High-power narrow-linewidth fiber lasers using optical spectrum broadening based on high-order phase modulation of inversion probability-tuning sequence

Abstract

Continuous fiber laser with ultra-high power and narrow linewidth is one of the key devices in the field of high-precision industrial processing, beam combining, and nonlinear frequency conversion. Under the premise of ensuring the signal quality, continuously increasing the output power is the focus of high-power narrow-linewidth fiber lasers.
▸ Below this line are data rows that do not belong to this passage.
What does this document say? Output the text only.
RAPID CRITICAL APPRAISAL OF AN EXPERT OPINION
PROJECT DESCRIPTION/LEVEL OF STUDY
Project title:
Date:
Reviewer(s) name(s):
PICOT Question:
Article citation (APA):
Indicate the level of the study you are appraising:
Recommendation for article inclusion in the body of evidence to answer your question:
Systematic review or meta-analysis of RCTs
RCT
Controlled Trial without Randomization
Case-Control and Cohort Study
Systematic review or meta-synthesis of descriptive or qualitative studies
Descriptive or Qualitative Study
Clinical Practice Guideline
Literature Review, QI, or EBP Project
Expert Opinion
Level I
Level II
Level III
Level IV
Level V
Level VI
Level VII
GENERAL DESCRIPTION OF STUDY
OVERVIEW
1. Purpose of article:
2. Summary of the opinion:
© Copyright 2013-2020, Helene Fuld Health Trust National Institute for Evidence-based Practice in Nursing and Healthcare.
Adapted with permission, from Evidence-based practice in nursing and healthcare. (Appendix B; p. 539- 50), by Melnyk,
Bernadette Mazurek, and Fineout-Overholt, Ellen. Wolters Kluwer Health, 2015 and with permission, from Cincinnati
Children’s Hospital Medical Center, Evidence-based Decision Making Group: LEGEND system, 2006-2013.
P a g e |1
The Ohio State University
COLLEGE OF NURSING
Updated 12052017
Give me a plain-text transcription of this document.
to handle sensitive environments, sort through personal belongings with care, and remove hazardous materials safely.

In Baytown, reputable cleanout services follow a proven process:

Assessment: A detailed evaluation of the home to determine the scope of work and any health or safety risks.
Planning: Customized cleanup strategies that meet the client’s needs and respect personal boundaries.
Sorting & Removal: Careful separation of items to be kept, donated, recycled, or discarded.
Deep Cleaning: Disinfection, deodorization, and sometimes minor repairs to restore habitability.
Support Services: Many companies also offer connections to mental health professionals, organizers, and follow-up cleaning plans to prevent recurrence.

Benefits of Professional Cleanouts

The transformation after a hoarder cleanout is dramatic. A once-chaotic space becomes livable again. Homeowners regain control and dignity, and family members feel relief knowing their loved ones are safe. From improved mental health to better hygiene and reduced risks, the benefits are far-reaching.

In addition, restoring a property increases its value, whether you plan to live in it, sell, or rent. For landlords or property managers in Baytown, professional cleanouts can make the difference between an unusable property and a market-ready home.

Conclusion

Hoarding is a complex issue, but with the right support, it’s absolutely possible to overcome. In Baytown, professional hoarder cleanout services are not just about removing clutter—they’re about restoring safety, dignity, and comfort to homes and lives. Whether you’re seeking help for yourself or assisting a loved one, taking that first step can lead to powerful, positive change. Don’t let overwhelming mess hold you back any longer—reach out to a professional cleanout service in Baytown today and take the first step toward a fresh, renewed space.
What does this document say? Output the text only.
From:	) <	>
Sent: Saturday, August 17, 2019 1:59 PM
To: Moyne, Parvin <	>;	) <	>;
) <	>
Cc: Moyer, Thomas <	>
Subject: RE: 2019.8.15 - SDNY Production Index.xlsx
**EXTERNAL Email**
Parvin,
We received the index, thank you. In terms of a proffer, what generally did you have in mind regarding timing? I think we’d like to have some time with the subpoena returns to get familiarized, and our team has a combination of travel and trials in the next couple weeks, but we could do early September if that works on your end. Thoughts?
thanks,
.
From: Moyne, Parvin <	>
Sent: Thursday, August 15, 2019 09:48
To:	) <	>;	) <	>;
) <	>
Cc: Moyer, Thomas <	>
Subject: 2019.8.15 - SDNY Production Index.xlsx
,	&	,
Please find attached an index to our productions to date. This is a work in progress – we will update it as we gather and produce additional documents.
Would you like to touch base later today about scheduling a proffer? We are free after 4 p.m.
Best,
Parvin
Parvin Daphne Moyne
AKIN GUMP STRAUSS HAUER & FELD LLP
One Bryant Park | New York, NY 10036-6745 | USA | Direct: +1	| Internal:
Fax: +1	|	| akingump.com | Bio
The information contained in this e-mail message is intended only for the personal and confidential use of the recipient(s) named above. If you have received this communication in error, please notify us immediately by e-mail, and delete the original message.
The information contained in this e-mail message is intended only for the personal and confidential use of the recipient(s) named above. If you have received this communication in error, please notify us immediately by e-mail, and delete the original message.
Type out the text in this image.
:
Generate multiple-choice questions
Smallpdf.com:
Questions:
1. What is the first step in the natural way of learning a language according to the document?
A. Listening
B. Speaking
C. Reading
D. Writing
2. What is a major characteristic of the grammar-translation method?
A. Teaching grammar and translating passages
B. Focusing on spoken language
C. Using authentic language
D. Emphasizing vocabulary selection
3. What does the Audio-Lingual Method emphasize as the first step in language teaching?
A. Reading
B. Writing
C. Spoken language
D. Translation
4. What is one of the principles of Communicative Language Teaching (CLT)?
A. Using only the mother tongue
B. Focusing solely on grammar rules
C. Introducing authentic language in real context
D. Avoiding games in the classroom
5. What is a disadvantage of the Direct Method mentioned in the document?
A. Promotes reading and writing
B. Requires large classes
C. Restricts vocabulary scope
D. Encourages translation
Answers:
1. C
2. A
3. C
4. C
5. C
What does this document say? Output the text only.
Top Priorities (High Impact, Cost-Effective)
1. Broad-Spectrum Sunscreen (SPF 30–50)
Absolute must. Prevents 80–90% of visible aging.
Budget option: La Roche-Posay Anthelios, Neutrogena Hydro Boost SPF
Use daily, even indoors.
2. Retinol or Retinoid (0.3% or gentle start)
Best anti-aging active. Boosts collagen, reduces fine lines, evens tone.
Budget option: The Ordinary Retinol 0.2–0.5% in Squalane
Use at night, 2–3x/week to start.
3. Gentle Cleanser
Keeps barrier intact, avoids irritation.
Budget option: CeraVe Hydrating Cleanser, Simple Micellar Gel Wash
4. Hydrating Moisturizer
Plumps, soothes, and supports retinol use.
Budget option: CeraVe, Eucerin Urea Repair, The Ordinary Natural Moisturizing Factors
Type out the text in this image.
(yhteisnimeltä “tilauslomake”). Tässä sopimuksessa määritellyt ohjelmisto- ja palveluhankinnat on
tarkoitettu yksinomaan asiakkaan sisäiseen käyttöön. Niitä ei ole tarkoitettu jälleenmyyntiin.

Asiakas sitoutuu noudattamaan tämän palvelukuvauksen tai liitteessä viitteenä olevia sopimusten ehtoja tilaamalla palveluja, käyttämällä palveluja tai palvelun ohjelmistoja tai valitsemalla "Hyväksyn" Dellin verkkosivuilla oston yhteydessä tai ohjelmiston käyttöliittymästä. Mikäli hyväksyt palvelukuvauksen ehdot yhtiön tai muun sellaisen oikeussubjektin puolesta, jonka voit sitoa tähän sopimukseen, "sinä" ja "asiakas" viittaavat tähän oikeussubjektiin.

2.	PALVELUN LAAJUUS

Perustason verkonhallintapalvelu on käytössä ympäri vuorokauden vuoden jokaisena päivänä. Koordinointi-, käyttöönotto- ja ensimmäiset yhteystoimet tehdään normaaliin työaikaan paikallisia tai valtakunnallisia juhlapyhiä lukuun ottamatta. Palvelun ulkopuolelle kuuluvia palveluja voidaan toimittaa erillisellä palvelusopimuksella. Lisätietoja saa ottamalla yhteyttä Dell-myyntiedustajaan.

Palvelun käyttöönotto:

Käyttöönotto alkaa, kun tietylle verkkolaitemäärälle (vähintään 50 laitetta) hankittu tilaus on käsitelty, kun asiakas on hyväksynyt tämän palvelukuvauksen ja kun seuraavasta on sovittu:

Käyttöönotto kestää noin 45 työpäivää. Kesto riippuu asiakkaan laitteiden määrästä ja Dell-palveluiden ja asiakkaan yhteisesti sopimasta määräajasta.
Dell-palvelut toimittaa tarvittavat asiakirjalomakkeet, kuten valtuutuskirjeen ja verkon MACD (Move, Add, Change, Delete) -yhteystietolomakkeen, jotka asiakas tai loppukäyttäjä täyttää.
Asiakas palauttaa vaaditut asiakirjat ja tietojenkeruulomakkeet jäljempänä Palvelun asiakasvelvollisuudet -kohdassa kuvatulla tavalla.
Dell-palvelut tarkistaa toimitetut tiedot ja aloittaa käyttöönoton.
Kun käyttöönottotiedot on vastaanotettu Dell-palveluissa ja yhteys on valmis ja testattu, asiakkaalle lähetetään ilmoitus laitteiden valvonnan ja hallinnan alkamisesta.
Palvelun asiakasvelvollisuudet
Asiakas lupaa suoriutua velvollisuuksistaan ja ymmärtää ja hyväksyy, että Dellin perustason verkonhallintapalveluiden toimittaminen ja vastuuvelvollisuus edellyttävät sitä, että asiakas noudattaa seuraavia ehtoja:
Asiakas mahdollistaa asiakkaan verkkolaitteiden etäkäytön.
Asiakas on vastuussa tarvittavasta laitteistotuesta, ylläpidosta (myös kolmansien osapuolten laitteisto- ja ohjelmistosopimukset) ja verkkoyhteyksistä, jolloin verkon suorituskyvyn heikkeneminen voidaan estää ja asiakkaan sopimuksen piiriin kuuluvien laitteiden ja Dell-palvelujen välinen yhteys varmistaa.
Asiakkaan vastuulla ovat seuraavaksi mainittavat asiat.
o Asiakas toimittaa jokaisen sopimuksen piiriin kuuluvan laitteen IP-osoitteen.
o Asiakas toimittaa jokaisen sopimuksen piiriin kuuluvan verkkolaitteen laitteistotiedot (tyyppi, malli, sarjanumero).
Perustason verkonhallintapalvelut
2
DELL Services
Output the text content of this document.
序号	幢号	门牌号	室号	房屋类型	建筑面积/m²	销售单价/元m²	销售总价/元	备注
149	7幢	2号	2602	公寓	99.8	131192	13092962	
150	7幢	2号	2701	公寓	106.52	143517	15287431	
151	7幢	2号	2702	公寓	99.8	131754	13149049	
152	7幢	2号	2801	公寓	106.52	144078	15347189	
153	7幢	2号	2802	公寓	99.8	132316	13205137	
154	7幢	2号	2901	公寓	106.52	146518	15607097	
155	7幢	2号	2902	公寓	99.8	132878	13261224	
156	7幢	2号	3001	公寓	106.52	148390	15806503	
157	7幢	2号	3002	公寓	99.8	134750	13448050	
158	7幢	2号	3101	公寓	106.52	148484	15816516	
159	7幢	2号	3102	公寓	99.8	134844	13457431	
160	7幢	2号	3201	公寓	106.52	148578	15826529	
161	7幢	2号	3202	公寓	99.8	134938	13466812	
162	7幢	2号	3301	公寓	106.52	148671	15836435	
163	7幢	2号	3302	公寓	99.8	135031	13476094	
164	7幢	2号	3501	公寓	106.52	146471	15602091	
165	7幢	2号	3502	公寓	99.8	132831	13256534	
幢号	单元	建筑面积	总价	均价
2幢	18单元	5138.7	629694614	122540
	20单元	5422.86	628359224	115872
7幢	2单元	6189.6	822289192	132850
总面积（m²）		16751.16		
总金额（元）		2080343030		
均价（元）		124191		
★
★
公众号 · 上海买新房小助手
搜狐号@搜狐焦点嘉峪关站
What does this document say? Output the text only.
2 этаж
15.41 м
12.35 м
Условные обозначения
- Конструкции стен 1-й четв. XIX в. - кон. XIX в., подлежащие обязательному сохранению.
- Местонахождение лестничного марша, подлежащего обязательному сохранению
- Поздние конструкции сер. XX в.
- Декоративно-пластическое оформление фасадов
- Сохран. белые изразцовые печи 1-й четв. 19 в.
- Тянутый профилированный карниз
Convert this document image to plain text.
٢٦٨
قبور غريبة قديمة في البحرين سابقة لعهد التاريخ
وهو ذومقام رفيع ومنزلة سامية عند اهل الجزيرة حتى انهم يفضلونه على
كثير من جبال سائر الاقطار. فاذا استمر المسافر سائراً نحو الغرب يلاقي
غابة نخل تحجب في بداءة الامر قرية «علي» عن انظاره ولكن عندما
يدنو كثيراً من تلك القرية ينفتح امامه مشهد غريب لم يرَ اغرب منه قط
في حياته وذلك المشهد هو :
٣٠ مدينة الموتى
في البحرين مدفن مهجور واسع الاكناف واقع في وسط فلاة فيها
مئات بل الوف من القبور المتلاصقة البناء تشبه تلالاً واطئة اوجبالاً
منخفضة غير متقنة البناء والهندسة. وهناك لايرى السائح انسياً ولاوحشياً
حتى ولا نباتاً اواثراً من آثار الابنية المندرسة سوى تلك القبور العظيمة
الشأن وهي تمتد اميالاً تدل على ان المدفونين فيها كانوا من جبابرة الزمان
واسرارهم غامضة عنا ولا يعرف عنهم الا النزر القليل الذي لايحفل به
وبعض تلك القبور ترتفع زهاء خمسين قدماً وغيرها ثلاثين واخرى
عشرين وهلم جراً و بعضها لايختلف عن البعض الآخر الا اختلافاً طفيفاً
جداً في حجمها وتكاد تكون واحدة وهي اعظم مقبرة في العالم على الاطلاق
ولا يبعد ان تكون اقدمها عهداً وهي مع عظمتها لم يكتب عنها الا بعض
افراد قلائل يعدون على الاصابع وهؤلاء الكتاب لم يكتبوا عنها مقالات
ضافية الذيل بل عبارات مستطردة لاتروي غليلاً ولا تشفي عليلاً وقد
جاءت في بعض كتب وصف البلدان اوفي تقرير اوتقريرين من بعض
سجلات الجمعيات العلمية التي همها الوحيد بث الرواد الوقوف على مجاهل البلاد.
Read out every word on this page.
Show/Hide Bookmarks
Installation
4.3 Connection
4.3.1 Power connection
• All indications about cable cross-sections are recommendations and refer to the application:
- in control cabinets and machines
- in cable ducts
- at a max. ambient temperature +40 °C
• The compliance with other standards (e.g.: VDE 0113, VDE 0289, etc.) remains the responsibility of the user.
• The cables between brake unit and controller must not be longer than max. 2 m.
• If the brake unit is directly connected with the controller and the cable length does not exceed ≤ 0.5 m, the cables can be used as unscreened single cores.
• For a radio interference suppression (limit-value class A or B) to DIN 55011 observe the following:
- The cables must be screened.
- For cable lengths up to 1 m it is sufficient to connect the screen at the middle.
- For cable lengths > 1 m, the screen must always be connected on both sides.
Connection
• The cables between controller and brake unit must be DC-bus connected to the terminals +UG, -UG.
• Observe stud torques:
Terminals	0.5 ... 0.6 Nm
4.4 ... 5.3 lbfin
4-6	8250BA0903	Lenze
Driven by the white noise or pseudo-random binary sequence (PRBS), using cascaded phase modulations to broaden the spectrum of the seed source to suppress the stimulated Brillouin scattering (SBS) effect in the master oscillator power amplifier (MOPA) structure is an effective solution to increase the output power. However, this type of optical spectrum needs to be optimized, and the randomness of the driving signal causes a self-pulsing effect, which limits the further increase of the output power. In this paper, the influence of the frequency interval and randomness of the driving signal on the SBS effect in the laser system is analyzed. The modulated spectral type can be simply adjusted through changing the bit rate and inversion probability. Combining with high-order phase modulation, an approximate rectangular spectral broadening of the seed source with a tunable bandwidth up to 30 GHz is achieved. Compared with the cascaded white noise case, the output power of this scheme is increased by 600 W under the extended bandwidth of 27 GHz. It is fully verified that the seed source spectrum with high in-band flatness and low randomness can effectively suppress the SBS effect in the fiber laser and increase the output power.